I think it's an amazing energy. I think whether it's in a one on one coaching situation or in a group session or class, the energy that comes out of it is amazing. And when you're in a group, it's fun because people start to play off of each other's strengths and they start to have their own ah-ha moments when another person has an ah-ha moment. And I always think of this group that I was working with at a community college with remedial students, and there were two young first generation college students in the back of the room, just came from high school, and they each had Competition and I asked them how they used the Competition in high school and they were in team athletics and so it was obvious. And I asked them if they were doing in athletics in college and they each said no, and I asked what were they doing alongside of college, and they were both working. And so then I asked the one young lady, "What do you do for work?" And she said, "I'm a collections agent." And I said, "What do you like about that?" And she said, "I like that I get to collect more than the other people on my team and exceed them." And everyone laughed, and I pointed out that that's her Competition in a whole new way, playing out, just like team sports in high school.
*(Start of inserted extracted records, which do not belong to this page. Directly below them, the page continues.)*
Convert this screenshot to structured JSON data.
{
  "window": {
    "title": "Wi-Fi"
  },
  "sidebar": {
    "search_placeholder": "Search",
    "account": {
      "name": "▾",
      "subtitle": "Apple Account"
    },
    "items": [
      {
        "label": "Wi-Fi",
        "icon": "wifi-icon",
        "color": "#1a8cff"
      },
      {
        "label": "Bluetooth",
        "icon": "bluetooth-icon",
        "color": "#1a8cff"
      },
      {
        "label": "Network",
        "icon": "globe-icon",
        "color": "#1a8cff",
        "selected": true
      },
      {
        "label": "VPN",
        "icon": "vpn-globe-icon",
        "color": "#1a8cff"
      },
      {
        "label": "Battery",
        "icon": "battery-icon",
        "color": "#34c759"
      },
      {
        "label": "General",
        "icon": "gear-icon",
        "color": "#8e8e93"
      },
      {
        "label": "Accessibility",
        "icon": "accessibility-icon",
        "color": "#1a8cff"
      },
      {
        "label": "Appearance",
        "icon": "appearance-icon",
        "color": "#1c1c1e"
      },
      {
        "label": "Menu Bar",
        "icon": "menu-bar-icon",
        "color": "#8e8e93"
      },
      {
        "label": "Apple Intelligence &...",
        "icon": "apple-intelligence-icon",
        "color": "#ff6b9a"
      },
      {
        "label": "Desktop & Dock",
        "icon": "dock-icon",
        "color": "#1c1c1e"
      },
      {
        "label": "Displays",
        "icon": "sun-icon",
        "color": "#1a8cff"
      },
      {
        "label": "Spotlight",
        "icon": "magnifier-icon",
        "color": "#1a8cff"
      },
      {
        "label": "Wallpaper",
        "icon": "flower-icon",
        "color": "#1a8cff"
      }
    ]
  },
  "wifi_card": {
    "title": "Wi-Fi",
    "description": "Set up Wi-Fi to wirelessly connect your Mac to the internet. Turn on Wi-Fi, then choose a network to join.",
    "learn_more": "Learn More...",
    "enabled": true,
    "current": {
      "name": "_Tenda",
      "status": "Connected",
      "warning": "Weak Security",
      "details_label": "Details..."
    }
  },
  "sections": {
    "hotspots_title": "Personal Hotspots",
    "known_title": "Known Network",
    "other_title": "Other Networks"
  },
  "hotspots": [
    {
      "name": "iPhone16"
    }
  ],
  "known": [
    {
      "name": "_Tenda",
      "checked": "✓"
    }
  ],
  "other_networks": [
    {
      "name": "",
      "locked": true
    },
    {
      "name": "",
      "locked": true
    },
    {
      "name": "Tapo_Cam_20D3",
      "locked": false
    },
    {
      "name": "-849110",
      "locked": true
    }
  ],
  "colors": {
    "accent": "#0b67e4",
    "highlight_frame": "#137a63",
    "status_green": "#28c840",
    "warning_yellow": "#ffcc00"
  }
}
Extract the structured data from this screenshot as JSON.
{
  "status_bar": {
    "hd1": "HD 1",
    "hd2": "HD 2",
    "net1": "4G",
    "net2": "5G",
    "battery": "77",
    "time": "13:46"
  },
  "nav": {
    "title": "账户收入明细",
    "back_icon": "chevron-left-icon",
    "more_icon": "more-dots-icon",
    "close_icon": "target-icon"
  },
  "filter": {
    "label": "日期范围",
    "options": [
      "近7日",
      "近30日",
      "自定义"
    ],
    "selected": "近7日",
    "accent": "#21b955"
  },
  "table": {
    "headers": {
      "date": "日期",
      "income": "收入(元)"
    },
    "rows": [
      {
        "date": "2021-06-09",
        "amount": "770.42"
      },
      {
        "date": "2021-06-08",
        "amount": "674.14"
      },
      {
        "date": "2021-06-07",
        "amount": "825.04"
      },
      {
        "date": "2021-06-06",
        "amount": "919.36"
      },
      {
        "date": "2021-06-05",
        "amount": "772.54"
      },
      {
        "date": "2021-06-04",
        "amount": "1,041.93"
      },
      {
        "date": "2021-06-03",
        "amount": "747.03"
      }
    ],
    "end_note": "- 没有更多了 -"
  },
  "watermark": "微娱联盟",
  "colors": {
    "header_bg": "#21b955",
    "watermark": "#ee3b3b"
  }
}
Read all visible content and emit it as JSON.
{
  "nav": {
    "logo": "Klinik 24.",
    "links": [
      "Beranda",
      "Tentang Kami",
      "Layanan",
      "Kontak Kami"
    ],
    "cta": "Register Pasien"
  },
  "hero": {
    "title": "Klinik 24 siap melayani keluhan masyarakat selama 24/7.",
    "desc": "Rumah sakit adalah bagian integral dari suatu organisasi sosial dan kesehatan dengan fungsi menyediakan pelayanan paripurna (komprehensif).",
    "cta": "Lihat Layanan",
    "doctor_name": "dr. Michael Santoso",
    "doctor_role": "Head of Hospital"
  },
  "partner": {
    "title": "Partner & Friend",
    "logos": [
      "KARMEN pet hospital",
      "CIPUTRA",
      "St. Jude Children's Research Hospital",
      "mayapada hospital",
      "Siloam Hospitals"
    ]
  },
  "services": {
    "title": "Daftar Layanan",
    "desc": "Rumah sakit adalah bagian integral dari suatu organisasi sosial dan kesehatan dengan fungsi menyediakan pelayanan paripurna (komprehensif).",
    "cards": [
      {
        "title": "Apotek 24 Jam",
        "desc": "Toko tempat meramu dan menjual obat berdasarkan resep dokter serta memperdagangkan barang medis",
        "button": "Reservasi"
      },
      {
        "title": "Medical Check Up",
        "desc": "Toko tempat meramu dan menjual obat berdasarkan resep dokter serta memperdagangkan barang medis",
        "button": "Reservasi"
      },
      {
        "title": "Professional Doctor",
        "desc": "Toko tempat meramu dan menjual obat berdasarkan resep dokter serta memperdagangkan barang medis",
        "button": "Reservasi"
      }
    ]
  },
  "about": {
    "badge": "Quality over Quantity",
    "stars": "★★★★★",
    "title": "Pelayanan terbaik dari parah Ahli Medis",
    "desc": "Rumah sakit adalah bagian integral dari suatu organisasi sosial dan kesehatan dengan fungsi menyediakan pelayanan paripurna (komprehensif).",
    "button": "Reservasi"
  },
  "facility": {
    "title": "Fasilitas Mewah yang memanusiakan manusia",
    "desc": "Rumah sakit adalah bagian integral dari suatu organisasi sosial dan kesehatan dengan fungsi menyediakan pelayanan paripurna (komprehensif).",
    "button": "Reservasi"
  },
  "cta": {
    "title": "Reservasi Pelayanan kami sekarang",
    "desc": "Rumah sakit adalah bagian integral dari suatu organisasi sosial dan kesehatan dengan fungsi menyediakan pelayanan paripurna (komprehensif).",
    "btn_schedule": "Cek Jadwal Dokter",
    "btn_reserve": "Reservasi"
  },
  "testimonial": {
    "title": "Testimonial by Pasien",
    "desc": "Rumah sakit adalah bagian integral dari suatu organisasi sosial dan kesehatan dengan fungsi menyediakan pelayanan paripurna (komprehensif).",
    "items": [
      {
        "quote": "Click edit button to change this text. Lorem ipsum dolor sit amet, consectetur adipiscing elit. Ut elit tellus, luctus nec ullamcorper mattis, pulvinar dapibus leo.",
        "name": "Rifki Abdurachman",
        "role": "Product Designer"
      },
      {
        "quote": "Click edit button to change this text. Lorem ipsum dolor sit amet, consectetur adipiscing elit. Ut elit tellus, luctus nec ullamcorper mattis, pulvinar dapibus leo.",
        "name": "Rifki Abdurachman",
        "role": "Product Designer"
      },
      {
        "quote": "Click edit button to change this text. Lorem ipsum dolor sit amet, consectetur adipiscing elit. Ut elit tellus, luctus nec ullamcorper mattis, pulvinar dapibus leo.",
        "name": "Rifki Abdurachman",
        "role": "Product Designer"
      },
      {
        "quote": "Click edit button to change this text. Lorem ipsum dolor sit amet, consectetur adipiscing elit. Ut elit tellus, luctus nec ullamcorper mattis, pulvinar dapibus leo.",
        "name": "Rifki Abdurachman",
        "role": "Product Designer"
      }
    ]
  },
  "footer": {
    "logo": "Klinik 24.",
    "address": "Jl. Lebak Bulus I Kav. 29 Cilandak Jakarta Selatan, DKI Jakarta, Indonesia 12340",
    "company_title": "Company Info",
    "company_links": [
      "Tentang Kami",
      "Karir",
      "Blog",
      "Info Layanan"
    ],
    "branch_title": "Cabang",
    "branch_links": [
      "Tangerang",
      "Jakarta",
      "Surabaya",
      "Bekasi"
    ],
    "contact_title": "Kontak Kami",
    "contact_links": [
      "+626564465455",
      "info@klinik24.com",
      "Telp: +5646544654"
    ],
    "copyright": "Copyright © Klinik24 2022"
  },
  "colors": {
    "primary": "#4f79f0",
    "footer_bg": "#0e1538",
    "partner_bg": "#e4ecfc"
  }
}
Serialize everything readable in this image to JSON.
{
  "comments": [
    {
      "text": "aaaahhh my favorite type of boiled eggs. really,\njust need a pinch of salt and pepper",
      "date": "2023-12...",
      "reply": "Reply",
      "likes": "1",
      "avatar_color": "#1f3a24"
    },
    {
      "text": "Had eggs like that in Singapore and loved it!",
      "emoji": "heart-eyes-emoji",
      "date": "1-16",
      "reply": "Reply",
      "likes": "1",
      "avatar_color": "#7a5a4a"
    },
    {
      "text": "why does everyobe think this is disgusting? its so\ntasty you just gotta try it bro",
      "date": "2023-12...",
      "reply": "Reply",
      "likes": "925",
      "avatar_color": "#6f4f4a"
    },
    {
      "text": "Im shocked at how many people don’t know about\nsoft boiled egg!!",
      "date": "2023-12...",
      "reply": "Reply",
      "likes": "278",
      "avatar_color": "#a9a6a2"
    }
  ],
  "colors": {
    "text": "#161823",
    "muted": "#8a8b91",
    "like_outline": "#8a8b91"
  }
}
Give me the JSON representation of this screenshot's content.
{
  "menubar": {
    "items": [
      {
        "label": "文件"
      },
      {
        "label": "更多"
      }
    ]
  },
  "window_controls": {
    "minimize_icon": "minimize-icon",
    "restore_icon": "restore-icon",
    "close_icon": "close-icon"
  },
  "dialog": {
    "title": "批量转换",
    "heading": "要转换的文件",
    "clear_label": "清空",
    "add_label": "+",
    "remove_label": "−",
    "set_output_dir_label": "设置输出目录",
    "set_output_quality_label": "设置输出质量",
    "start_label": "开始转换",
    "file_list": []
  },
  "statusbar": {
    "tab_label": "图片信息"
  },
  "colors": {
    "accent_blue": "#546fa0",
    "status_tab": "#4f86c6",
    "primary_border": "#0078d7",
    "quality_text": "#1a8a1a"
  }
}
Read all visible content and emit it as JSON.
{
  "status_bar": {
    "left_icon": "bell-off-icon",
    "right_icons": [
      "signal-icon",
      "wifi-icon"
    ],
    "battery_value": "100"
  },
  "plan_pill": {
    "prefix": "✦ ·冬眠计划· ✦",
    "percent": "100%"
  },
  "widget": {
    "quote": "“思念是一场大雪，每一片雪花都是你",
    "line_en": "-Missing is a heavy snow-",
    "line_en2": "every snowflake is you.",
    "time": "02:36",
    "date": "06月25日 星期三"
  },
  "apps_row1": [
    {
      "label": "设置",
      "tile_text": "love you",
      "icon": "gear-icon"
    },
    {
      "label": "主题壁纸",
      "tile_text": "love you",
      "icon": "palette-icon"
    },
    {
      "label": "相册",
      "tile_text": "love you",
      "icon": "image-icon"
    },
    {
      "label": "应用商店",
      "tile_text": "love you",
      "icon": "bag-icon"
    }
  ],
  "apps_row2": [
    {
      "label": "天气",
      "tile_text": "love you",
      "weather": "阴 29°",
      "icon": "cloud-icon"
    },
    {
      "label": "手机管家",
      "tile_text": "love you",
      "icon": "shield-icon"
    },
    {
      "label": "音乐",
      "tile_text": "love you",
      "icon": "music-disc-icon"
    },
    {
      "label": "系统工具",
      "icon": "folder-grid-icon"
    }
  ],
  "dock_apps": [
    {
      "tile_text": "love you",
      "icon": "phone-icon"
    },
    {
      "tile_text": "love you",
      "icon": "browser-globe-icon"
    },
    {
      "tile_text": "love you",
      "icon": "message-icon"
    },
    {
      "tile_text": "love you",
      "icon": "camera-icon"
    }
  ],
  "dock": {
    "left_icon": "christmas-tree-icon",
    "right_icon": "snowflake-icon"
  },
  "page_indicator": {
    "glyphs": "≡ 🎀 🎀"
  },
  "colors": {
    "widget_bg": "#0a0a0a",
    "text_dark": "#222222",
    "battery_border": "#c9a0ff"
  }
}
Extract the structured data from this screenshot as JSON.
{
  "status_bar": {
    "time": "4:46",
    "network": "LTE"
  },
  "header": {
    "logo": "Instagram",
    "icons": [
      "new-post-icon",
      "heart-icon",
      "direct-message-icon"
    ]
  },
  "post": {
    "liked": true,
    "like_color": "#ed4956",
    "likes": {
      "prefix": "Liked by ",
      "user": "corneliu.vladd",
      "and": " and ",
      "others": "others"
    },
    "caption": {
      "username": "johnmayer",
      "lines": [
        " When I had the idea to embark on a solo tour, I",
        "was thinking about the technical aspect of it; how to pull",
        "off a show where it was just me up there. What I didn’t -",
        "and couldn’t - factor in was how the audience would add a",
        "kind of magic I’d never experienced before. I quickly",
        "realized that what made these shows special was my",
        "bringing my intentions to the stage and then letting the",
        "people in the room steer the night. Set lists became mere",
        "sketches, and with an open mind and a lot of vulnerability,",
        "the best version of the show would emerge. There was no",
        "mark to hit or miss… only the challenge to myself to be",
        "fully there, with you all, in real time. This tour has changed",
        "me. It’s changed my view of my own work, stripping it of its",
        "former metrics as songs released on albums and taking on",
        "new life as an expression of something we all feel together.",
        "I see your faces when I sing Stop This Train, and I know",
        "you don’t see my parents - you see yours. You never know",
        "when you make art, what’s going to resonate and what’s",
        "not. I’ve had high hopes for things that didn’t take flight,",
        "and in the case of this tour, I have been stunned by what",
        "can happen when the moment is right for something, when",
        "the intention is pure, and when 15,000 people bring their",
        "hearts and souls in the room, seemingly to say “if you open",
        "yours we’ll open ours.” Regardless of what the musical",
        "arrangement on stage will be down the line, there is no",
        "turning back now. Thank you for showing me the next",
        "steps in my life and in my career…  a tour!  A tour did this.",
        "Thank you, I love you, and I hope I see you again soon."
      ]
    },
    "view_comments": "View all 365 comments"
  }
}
And so then I asked the other young man what he liked about his role and he was a short order cook and he said, "I love being able to cook faster and better than the other chefs." And so I pointed out to them that that's an example of how you're still using your competition and you'll continue to use it throughout your academic career and your career beyond school. So having those ah-ha moments sets an example over other people. It just brought the energy out of everybody in the room.

When students who are about to graduate, or in a transition, have a grounding in Strengths, they are more equipped to be more confident about who they are, what they bring to the table and even more so, being able to articulate it. So when they're going through an interview process, ensuring that they're able to articulate their Strengths and their soft skills and how those are tangible and meaningful to the organization they're interviewing with, and just seeing them go into this transition with a different level of confidence, because they know the Strengths that they have to draw on. And so it's that whole focusing on Strengths and not on the deficit and helping them be more prepared to face a transition, even though it may have challenges and obstacles along the way from a Strengths perspective.